A Catholic Case for Capitalism

What popes have taught, from Rerum Novarum to Centesimus Annus

Philip de László, “Portrait of Pope Leo XIII,” 1900
Philip de László, “Portrait of Pope Leo XIII,” 1900 (photo: Public Domain)

The Catholic Church has straddled the economic fence since its founding in A.D. 33.

There were references in Scripture to the early disciples of Christ selling their own goods to benefit their communities of believers (Acts 2:45). From this, you have some arguing that Jesus was a socialist.

Then you have the parable of the talents, where investing is advocated, to the point where not investing is considered “wicked” (Matthew 25:14-30). In other places, respect for private property is spelled out (Deuteronomy 27-17, Exodus 20:17, et al.). These latter passages, taken together, would seem to indicate a deference to capitalism. (Of course, this is not to diminish the additional layers of meaning involved in each, however, such as developing the virtue of generosity and making full and virtuous use of the abilities God has given each of us.)

And yet, the Church has historically seen both economic philosophies, when taken to the extreme, as being unwise.

For most of Christian history, there have been few means of protecting the “little guy” from oppression by ruthless tyrants in government or unwarranted exploitation by tycoons of industry.

By the same token, socialism has been denounced, explicitly, since shortly after Karl Marx proposed such notions in the 19th century. Pope Leo XIII issued the encyclical Rerum Novarum on May 15, 1891, to address this. His pontificate also coincided with the era of the robber barons and the “trusts” that U.S. President Theodore Roosevelt saw fit to break up soon afterward.
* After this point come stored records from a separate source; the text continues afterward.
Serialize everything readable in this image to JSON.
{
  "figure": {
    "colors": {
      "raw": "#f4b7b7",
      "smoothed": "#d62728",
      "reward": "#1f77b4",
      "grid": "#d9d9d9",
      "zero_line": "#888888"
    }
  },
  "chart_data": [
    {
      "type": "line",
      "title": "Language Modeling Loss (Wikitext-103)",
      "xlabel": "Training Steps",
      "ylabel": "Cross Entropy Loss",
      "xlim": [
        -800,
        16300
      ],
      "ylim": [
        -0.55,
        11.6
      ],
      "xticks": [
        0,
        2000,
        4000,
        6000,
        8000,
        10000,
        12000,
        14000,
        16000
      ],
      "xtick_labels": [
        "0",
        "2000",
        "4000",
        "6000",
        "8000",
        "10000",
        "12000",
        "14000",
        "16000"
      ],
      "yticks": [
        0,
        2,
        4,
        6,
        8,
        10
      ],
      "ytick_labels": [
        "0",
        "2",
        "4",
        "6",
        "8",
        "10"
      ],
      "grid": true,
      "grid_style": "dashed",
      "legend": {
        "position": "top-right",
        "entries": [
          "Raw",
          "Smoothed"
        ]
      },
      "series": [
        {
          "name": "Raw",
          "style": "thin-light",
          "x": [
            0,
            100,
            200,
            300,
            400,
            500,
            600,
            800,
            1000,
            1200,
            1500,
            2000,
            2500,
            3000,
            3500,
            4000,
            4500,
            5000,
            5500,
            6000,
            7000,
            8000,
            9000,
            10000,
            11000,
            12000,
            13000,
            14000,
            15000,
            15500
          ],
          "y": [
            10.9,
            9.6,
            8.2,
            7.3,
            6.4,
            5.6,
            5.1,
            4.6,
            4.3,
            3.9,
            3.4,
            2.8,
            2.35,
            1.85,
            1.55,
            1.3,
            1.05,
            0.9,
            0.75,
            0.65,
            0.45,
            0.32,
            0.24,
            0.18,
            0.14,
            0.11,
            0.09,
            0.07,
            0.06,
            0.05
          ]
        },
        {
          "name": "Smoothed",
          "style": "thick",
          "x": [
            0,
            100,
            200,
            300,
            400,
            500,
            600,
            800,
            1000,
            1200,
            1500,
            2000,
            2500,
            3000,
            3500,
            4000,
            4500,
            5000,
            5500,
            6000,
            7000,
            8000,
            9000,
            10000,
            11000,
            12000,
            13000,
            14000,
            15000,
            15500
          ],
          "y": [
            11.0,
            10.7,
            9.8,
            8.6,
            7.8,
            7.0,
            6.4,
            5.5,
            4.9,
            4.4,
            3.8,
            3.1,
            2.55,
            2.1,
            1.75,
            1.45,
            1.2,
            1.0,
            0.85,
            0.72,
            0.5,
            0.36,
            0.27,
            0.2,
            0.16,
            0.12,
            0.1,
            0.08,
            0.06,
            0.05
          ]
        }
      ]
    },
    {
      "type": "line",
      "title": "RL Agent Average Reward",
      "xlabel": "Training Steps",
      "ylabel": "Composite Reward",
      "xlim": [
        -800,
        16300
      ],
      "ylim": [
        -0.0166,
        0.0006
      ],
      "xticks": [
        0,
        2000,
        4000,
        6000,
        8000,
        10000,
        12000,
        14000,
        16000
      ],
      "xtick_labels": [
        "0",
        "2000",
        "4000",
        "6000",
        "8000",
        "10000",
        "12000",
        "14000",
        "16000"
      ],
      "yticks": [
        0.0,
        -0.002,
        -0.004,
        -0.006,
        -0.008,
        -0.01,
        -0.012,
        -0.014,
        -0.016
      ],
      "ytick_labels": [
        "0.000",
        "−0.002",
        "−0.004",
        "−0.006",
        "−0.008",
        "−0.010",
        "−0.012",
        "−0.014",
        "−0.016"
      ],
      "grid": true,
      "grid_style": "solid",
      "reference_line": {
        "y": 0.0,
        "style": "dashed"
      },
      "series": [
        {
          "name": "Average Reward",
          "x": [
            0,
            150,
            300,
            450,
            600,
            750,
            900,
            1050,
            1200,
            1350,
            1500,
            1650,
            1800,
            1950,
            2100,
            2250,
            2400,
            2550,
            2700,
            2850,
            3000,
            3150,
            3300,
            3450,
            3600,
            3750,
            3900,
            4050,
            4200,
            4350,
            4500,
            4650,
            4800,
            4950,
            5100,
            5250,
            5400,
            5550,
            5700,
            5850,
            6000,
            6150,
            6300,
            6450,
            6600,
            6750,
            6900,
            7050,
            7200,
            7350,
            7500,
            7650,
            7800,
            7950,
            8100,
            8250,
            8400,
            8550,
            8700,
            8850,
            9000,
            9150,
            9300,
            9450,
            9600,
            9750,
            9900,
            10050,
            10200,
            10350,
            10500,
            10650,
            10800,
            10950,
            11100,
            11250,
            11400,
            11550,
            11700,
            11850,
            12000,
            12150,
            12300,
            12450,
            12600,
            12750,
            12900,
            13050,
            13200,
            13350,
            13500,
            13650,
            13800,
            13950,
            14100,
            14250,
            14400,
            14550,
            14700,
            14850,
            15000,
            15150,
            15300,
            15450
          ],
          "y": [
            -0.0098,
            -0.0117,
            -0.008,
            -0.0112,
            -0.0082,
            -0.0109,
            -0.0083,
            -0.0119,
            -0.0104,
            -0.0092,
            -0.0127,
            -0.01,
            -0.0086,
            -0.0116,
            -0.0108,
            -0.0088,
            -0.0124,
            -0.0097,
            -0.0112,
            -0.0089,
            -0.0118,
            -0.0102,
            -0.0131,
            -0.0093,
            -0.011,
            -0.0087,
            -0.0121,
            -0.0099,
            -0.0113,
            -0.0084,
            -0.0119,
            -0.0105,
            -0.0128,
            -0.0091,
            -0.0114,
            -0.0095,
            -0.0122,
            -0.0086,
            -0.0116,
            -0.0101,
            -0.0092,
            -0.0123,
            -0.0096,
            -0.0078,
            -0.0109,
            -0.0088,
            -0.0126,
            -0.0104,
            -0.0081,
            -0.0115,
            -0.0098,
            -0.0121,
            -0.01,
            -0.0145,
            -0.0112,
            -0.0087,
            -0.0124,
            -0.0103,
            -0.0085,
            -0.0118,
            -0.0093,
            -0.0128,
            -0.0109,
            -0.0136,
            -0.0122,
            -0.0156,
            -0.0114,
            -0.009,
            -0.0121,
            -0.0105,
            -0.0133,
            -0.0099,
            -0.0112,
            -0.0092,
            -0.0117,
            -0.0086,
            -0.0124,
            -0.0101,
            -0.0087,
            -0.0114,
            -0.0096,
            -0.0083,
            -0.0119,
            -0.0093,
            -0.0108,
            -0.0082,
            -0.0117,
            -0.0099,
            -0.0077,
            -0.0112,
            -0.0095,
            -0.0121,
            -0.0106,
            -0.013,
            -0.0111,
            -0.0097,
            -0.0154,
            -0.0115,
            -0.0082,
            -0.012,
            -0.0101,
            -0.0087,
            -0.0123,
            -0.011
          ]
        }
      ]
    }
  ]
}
In addressing both ends of this spectrum in Rerum Novarum, Leo XIII had this to say:

The hiring of labor and the conduct of trade are concentrated in the hands of comparatively few; so that a small number of very rich men have been able to lay upon the teeming masses of the laboring poor a yoke little better than that of slavery itself.

To remedy these wrongs the socialists, working on the poor man's envy of the rich, are striving to do away with private property… They are (the socialists), moreover, emphatically unjust, for they would rob the lawful possessor, distort the functions of the State, and create utter confusion in the community.

He goes on to say, ‘…Is it just that the fruit of a man's own sweat and labor should be possessed and enjoyed by anyone else?’

Many measures have been taken over the last 100 years by governments around the world to spell out and to protect workers’ rights, not the least of which have been safety measures in the workplace, and collective bargaining for some semblance of fair wages and benefits. Even in relatively “free” countries (like the U.S.) governments have assumed ownership of a broad swath of their economies to make sure basic infrastructure is provided, as well as broad oversight on education, transportation, communication, the environment and health care. Though arguments could be made that too much (or not enough) has been done in these areas, it’s reasonable to say that many governments have done some good in these areas, at a time when protection for both workers and consumers was needed.

However, the Church has never idealized government involvement as part of its doctrine. It has simply been seen, historically, as a means to an end. Government has been viewed as the vehicle to help facilitate a sense of fairness and justice in society. However, the current overreach of socialism — even in “market” economies like ours — flies in the face of the Catholic Church tenet of subsidiarity. This is the idea that nothing should be done by a larger and more complex organization that can be done as well by a smaller and simpler organization. In other words, any activity which can be performed by a more decentralized entity should be.

Pope St. John Paul II addressed this overreach specifically in his 1991 encyclical, Centesimus Annus, reiterating a century later those profound insights provided by Leo XIII. He said that our current welfare state “leads to a loss of human energies and an inordinate increase of public agencies which are dominated more by bureaucratic ways of thinking than by concern for serving their clients and which are accompanied by an enormous increase in spending.” And yet, we continue to hear many Catholics call for even more government solutions to various problems.

Still another unintended consequence of encouraging government to take an increasing role specifically in the area of social welfare programs is that individual and private efforts are being undermined. This emphasis on government seems to be leading many to assume that giving to charitable causes isn’t needed because “that’s why I pay taxes.” Or, even when we’re paying less in taxes, when charitable contributions aren’t itemized, they are easier to dismiss. This is likely leading to many of us not seeing Christ in the face of the poor. We’re being trained to look the other way, because we feel some sort of moral rationalization for doing so.

So, what could possibly replace the role of government in helping bring about a more fair and just society? Capitalism. We have reached a point economically, technologically and societally, where authentic capitalism has a real chance of finally being unleashed, for the betterment of all — a point I’ll explain in a future column.